# Do I have anything to gain by upgrading my bottom bracket?



## Rollingeezer (Oct 20, 2012)

I have a Shimano 105 group set on my specialized. would I have anything to gain by upgrading to a SRAM red or similar bottom bracket? Other than a lighter wallet?


----------



## AndrwSwitch (May 28, 2009)

Depends who you ask. 

The friction in a correctly-adjusted, undamaged bearing with steel balls and non-skanky races is already really, really low. They also last a long time. I wouldn't bother to change out a Shimano bottom bracket unless and until there was something wrong with it. I've actually killed a couple on my mountain bike. I replaced the first one, but I held onto it. The second time, I rebuilt the damaged bottom bracket with new bearings, stuck it back in, and that's what I'm riding now. My road bike is old enough to have an internal bottom bracket, and that's been doing fine for over ten years. (And I do check on it from time to time.)

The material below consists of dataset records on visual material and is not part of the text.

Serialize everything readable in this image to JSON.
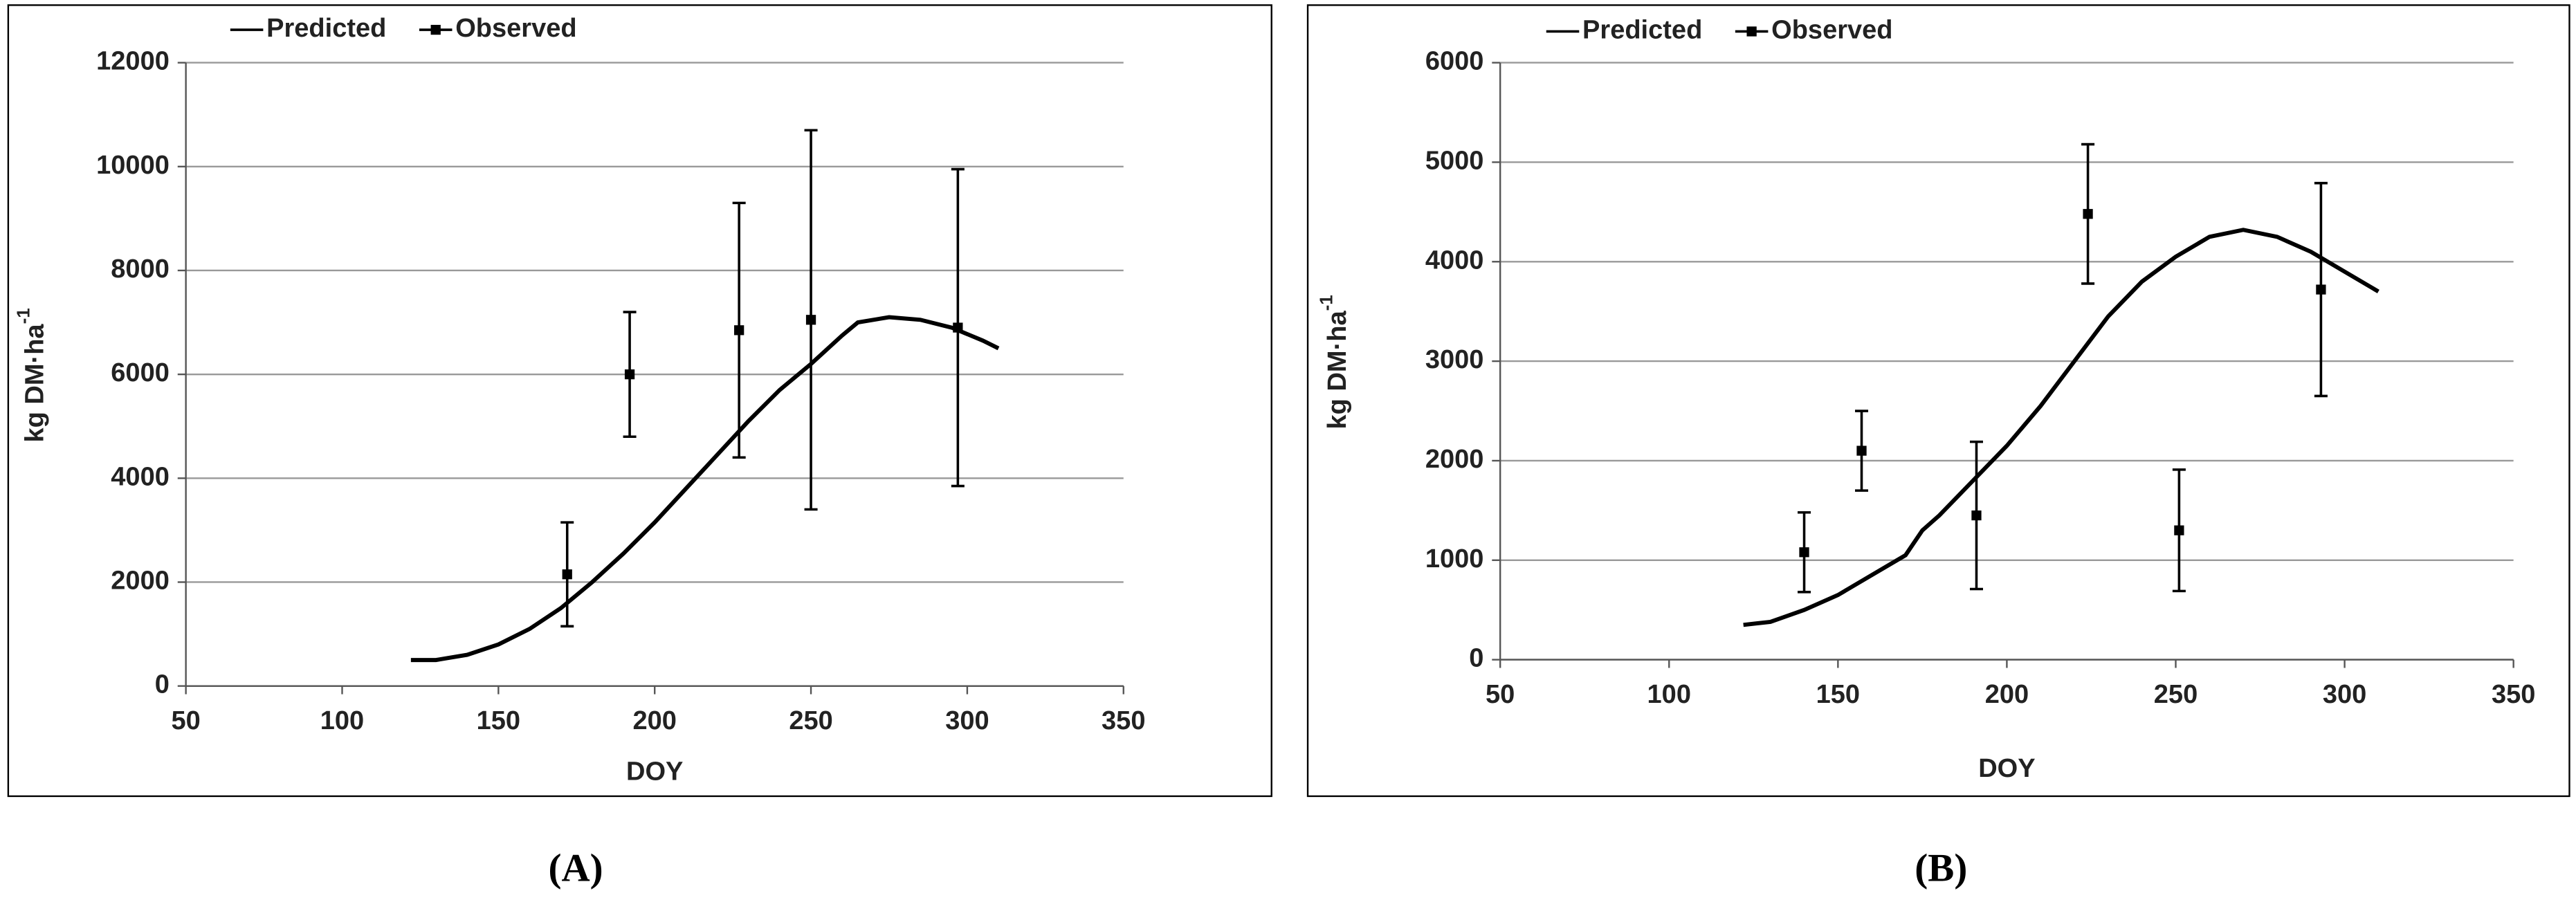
{
  "chart_data": [
    {
      "type": "line",
      "caption": "(A)",
      "x_label": "DOY",
      "y_label": "kg DM·ha",
      "y_label_sup": "-1",
      "xlim": [
        50,
        350
      ],
      "xticks": [
        50,
        100,
        150,
        200,
        250,
        300,
        350
      ],
      "ylim": [
        0,
        12000
      ],
      "yticks": [
        0,
        2000,
        4000,
        6000,
        8000,
        10000,
        12000
      ],
      "grid": true,
      "series": [
        {
          "name": "Predicted",
          "color": "#000000",
          "x": [
            122,
            130,
            140,
            150,
            160,
            170,
            180,
            190,
            200,
            210,
            220,
            230,
            240,
            250,
            260,
            265,
            275,
            285,
            295,
            305,
            310
          ],
          "values": [
            500,
            500,
            600,
            800,
            1100,
            1500,
            2000,
            2550,
            3150,
            3800,
            4450,
            5100,
            5700,
            6200,
            6750,
            7000,
            7100,
            7050,
            6900,
            6650,
            6500
          ]
        },
        {
          "name": "Observed",
          "color": "#000000",
          "x": [
            172,
            192,
            227,
            250,
            297
          ],
          "values": [
            2150,
            6000,
            6850,
            7050,
            6900
          ],
          "errors": [
            1000,
            1200,
            2450,
            3650,
            3050
          ]
        }
      ]
    },
    {
      "type": "line",
      "caption": "(B)",
      "x_label": "DOY",
      "y_label": "kg DM·ha",
      "y_label_sup": "-1",
      "xlim": [
        50,
        350
      ],
      "xticks": [
        50,
        100,
        150,
        200,
        250,
        300,
        350
      ],
      "ylim": [
        0,
        6000
      ],
      "yticks": [
        0,
        1000,
        2000,
        3000,
        4000,
        5000,
        6000
      ],
      "grid": true,
      "series": [
        {
          "name": "Predicted",
          "color": "#000000",
          "x": [
            122,
            130,
            140,
            150,
            160,
            170,
            175,
            180,
            190,
            200,
            210,
            220,
            230,
            240,
            250,
            260,
            270,
            280,
            290,
            300,
            310
          ],
          "values": [
            350,
            380,
            500,
            650,
            850,
            1050,
            1300,
            1450,
            1800,
            2150,
            2550,
            3000,
            3450,
            3800,
            4050,
            4250,
            4320,
            4250,
            4100,
            3900,
            3700
          ]
        },
        {
          "name": "Observed",
          "color": "#000000",
          "x": [
            140,
            157,
            191,
            224,
            251,
            293
          ],
          "values": [
            1080,
            2100,
            1450,
            4480,
            1300,
            3720
          ],
          "errors": [
            400,
            400,
            740,
            700,
            610,
            1070
          ]
        }
      ]
    }
  ]
}
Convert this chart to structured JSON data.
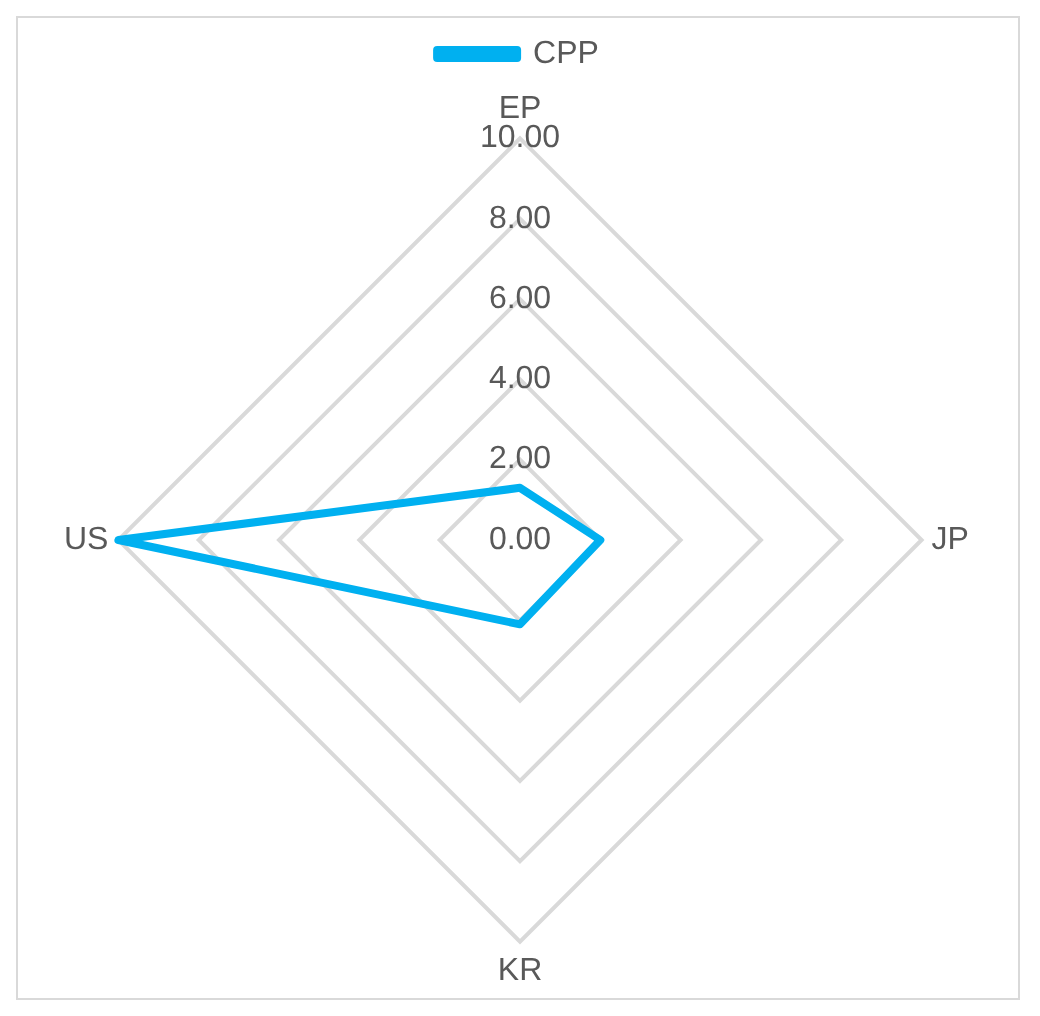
{
  "chart_data": {
    "type": "radar",
    "categories": [
      "EP",
      "JP",
      "KR",
      "US"
    ],
    "series": [
      {
        "name": "CPP",
        "color": "#00b0f0",
        "values": [
          1.3,
          2.0,
          2.1,
          10.0
        ]
      }
    ],
    "ylim": [
      0,
      10
    ],
    "yticks": [
      {
        "value": 0,
        "label": "0.00"
      },
      {
        "value": 2,
        "label": "2.00"
      },
      {
        "value": 4,
        "label": "4.00"
      },
      {
        "value": 6,
        "label": "6.00"
      },
      {
        "value": 8,
        "label": "8.00"
      },
      {
        "value": 10,
        "label": "10.00"
      }
    ],
    "grid": true,
    "legend": "top"
  }
}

Of course, someone is always happy to sell you stuff.


----------



## Rollingeezer (Oct 20, 2012)

Thanks for the input....kind of reaffirms my suspicion
.


----------



## SteveV0983 (Dec 9, 2008)

I wouldn't change anything until that one gives you a problem. I was getting about 4000 miles out of Ultegra BBs and got sick of changing them out. Even though it was probably more effective to keep changing out the $30 Ultegras, I decided to put a King on my new bike and so far I have no regrets at all. I guess I'll see how it lasts, but for the first 1000 miles it has been absolutely flawless, dead quiet, and smooth as butter. To me, so far, it was well worth the extra $$.


----------



## mtnroadie (Jul 6, 2010)

My Dura Ace BB is just as smooth as my 105 BB.
My Record 11 UT BB is smoother than my Athena 11 UT BB.


----------



## tihsepa (Nov 27, 2008)

You cant run a S(h)ram bottom bracket with a Shimano crank. So,no.


----------



## cxwrench (Nov 9, 2004)

i pulled a set of ceramic bb bearings out of a roubaix yesterday. bike is less than a year old, owner doesn't like to ride in the rain. apparently he doesn't like to take care of his bike, either. the drive side bearing felt like it has gravel instead of ceramic balls rolling around between the races. i replaced them w/ $20.00 worth of enduro steel bearings and he was amazed at how smooth if felt. he didn't believe me when i told him they weren't ceramic. he was appalled when he felt his old bearings. 
you could have the bearings replaced in your shimano cups when they get worn, we do that all the time w/ the enduro kit. $20.00 for parts, about the same for labor. it will be very smooth and should last longer than stock bearings. 
or...
you could buy the chris king as mentioned above. it's the bb equivalent of their headsets...it should last longer than any other bb on the planet. easily the best you can buy. i wouldn't waste money on the ceramic upgrade, definitely not worth it.


----------



## kinguin7 (Apr 28, 2011)

Shimano BB cups are identical regardless of which group they come with. And no reason to upgrade except MAYBE longevity, that's money much better put elsewhere if it's burning a whole in your pocket.


----------



## .40AET (Aug 8, 2008)

Wait until they're shot, then put get an Enduro BB or a King. Both are serviceable and will last for years.


----------



## AndrwSwitch (May 28, 2009)

Funny enough, the bottom bracket rebuild I did was with the inexpensive kit from Enduro.


----------



## wabasso (May 18, 2012)

Rollingeezer said:


> I have a Shimano 105 group set on my specialized. would I have anything to gain by upgrading to a SRAM red or similar bottom bracket? Other than a lighter wallet?


No .


----------